The violence pales in comparison, though, to the 2008 Long Island incident in which “a throng of shoppers physically broke down the doors” of a Walmart, knocking to the ground and trampling a 34-year-old temporary employee, according to Nassau County officials.

The employee died of his injuries, and a Wal-Mart Stores statement at the time called the situation tragic.

Not nearly as tragic, but certainly headline-grabbing, was the pepper-spray incident late Thursday at a Walmart store in Los Angeles’ San Fernando Valley. A woman trying to get her hands on merchandise used pepper spray to scatter the competition, authorities said.

Ten customers were slightly injured by the pepper spray, and 10 others suffered minor bumps and bruises in the chaos, police Sgt. Jose Valle said. They were treated at the scene.

“This was customer-versus-customer ‘shopping rage,’ ” Los Angeles police Lt. Abel Parga said.

The woman used the spray in more than one area of the store “to gain preferred access to a variety of locations in the store,” Los Angeles Fire Capt. James Carson said. “She was competitive shopping.”

The tactic worked, apparently. The woman reportedly made her purchases, exited the store and has not been identified.

“We’re glad everyone seems to be OK,” said Wal-Mart spokesman Rossiter, adding the company is cooperating with law-enforcement authorities and providing surveillance video in an attempt to identify the woman.

Matthew Lopez, caught in the pepper-spray attack, said customers already were in the store when a whistle signaled the start of the Black Friday sale at 10 p.m., sending shoppers hurtling in search of deeply discounted items.

By the time he arrived at the video games, the 18-year-old said, the display had been torn down. Employees attempted to hold back the scrum of shoppers and pick up merchandise even as customers trampled video games and DVDs strewn on the floor.

“It was absolutely crazy,” he said.

Another customer said screams erupted after about 100 people waiting in line to snag Xbox gaming consoles and Wii video games engaged in a shoving match.
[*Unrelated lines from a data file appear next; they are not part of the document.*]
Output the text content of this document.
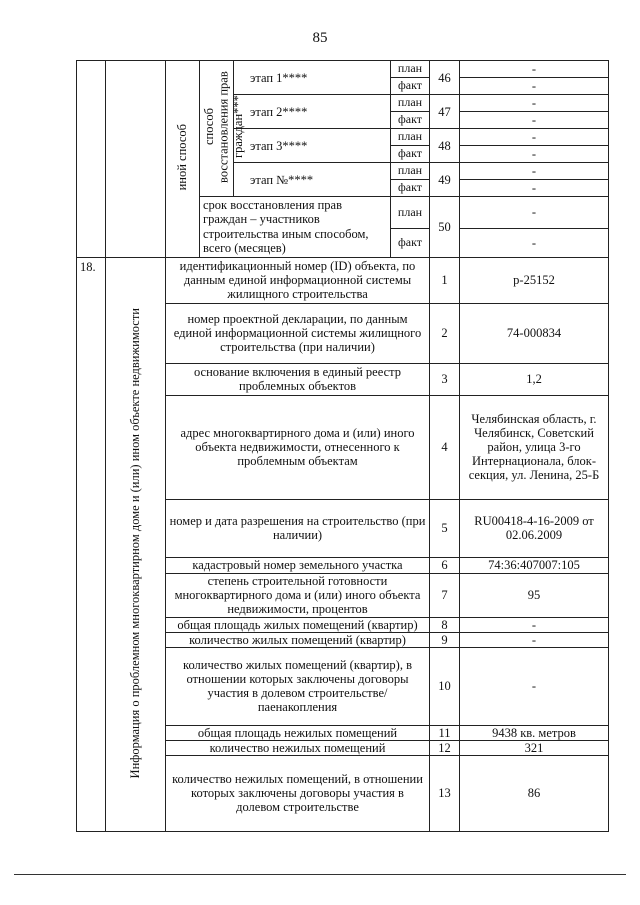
85
		иной способ	способ восстановления прав граждан***	этап 1****	план	46	-
					факт		-
				этап 2****	план	47	-
					факт		-
				этап 3****	план	48	-
					факт		-
				этап №****	план	49	-
					факт		-
			срок восстановления прав граждан – участников строительства иным способом, всего (месяцев)		план	50	-
					факт		-
18.	Информация о проблемном многоквартирном доме и (или) ином объекте недвижимости	идентификационный номер (ID) объекта, по данным единой информационной системы жилищного строительства				1	р-25152
		номер проектной декларации, по данным единой информационной системы жилищного строительства (при наличии)				2	74-000834
		основание включения в единый реестр проблемных объектов				3	1,2
		адрес многоквартирного дома и (или) иного объекта недвижимости, отнесенного к проблемным объектам				4	Челябинская область, г. Челябинск, Советский район, улица 3-го Интернационала, блок-секция, ул. Ленина, 25-Б
		номер и дата разрешения на строительство (при наличии)				5	RU00418-4-16-2009 от 02.06.2009
		кадастровый номер земельного участка				6	74:36:407007:105
		степень строительной готовности многоквартирного дома и (или) иного объекта недвижимости, процентов				7	95
		общая площадь жилых помещений (квартир)				8	-
		количество жилых помещений (квартир)				9	-
		количество жилых помещений (квартир), в отношении которых заключены договоры участия в долевом строительстве/паенакопления				10	-
		общая площадь нежилых помещений				11	9438 кв. метров
		количество нежилых помещений				12	321
		количество нежилых помещений, в отношении которых заключены договоры участия в долевом строительстве				13	86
Alejandra Seminario, 24, said she was waiting in line for toys at the store about 9:55 p.m. when people in a nearby aisle started shouting and ripping at the plastic wrap encasing gaming consoles. The display was supposed to be opened at 10 p.m.
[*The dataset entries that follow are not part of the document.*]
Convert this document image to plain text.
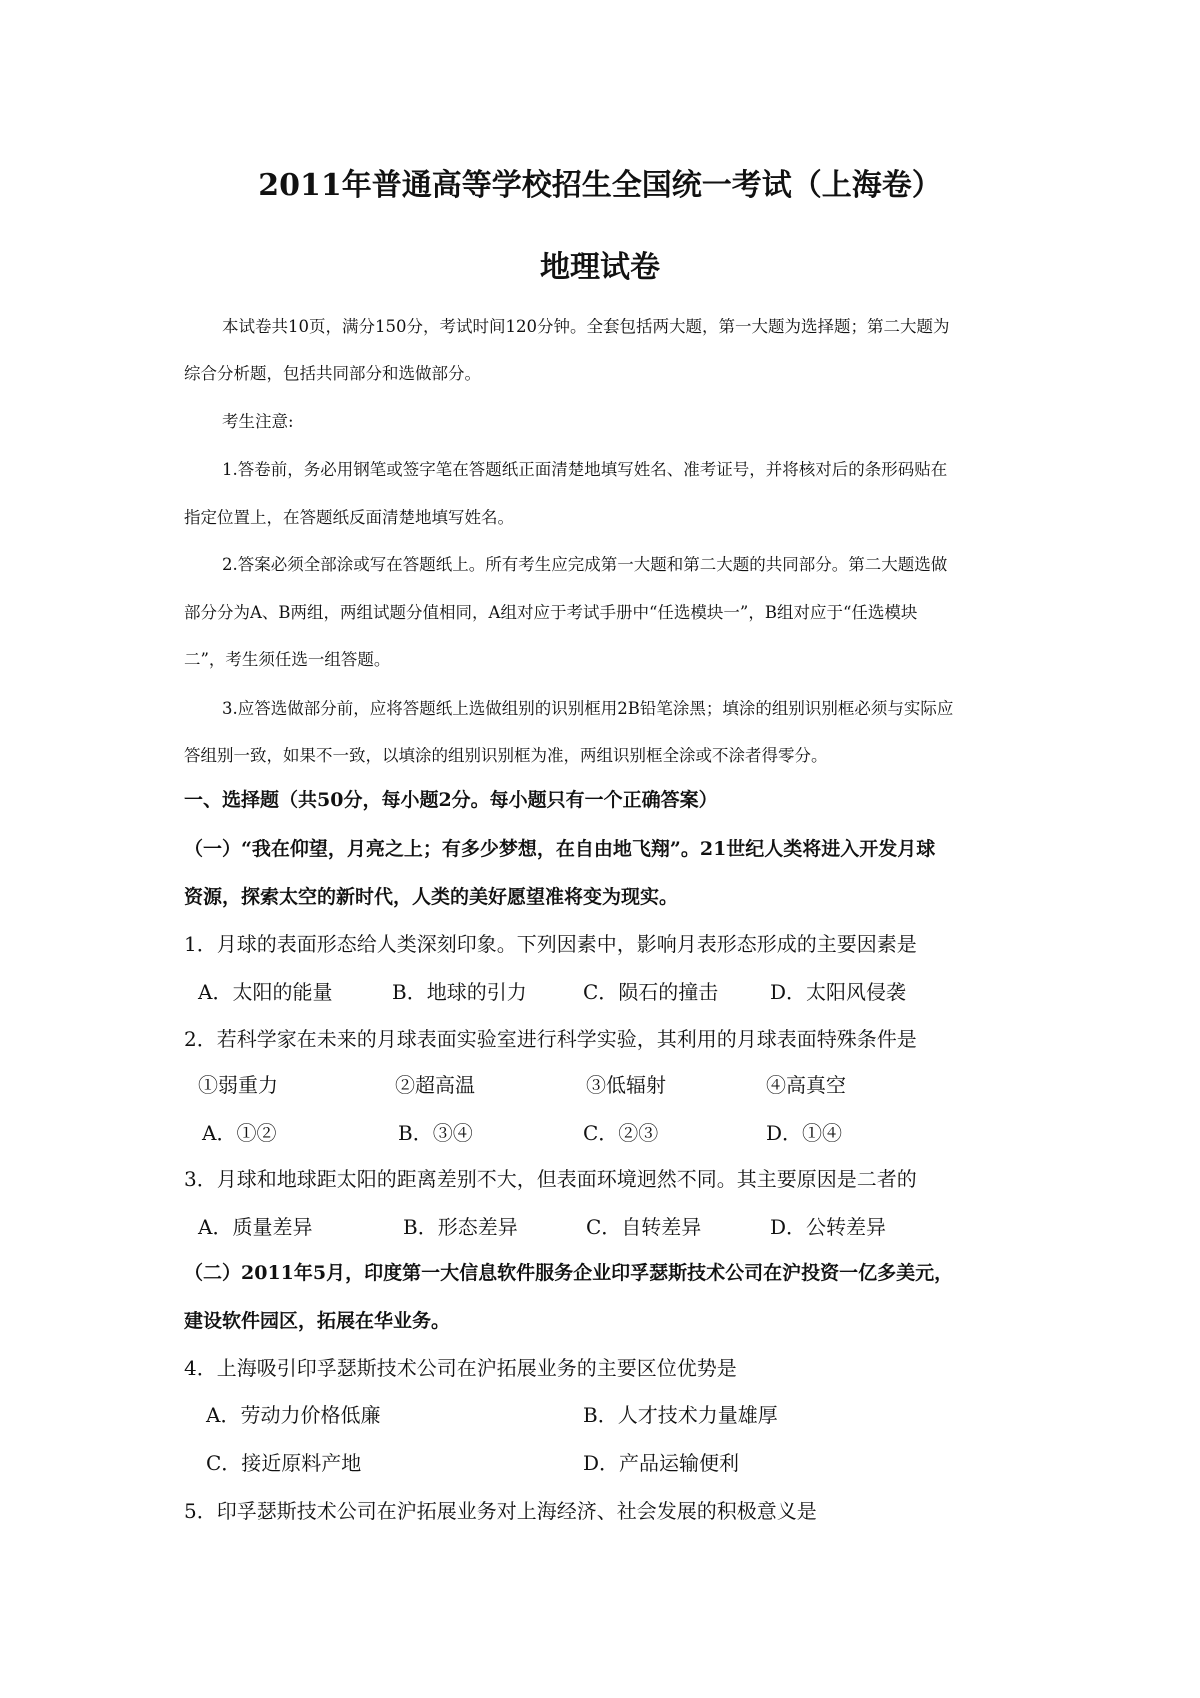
2011年普通高等学校招生全国统一考试（上海卷）
地理试卷
本试卷共10页，满分150分，考试时间120分钟。全套包括两大题，第一大题为选择题；第二大题为
综合分析题，包括共同部分和选做部分。
考生注意:
1.答卷前，务必用钢笔或签字笔在答题纸正面清楚地填写姓名、准考证号，并将核对后的条形码贴在
指定位置上，在答题纸反面清楚地填写姓名。
2.答案必须全部涂或写在答题纸上。所有考生应完成第一大题和第二大题的共同部分。第二大题选做
部分分为A、B两组，两组试题分值相同，A组对应于考试手册中“任选模块一”，B组对应于“任选模块
二”，考生须任选一组答题。
3.应答选做部分前，应将答题纸上选做组别的识别框用2B铅笔涂黑；填涂的组别识别框必须与实际应
答组别一致，如果不一致，以填涂的组别识别框为准，两组识别框全涂或不涂者得零分。
一、选择题（共50分，每小题2分。每小题只有一个正确答案）
（一）“我在仰望，月亮之上；有多少梦想，在自由地飞翔”。21世纪人类将进入开发月球
资源，探索太空的新时代，人类的美好愿望准将变为现实。
1．月球的表面形态给人类深刻印象。下列因素中，影响月表形态形成的主要因素是
A．太阳的能量	B．地球的引力	C．陨石的撞击	D．太阳风侵袭
2．若科学家在未来的月球表面实验室进行科学实验，其利用的月球表面特殊条件是
①弱重力	②超高温	③低辐射	④高真空
A．①②	B．③④	C．②③	D．①④
3．月球和地球距太阳的距离差别不大，但表面环境迥然不同。其主要原因是二者的
A．质量差异	B．形态差异	C．自转差异	D．公转差异
（二）2011年5月，印度第一大信息软件服务企业印孚瑟斯技术公司在沪投资一亿多美元，
建设软件园区，拓展在华业务。
4．上海吸引印孚瑟斯技术公司在沪拓展业务的主要区位优势是
A．劳动力价格低廉	B．人才技术力量雄厚
C．接近原料产地	D．产品运输便利
5．印孚瑟斯技术公司在沪拓展业务对上海经济、社会发展的积极意义是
“People started screaming, pulling and pushing each other, and then the whole area filled up with pepper spray,” Seminario said. “I guess what triggered it was people started pulling the plastic off the pallets and then shoving and bombarding the display of games. It started with people pushing and screaming because they were getting shoved onto the boxes.”

Pepper spray wafted through the air, Seminario said, and she started coughing. Her face also started itching.

“I did not want to get involved. I was too scared,” she said. “I just stayed in the toy aisle.”

By the time she and her husband, Cesar Seminario, 27, reached the cash register 20 minutes later with a Wii gaming console and Barbie dolls, the air still smelled of pepper spray, she said.

Joseph Poulose, who said he was hit with the spray near the DVD and video-games display, criticized the store for failing to control the crowds.

“There were way too many people in a building that size. Every aisle was full,” he said. Customers were stomping on photo frames and other items on the floor, said Poulose, who tried to protect his pregnant wife from the throng of shoppers.

“It was definitely the worst Black Friday I’ve ever experienced,” he said.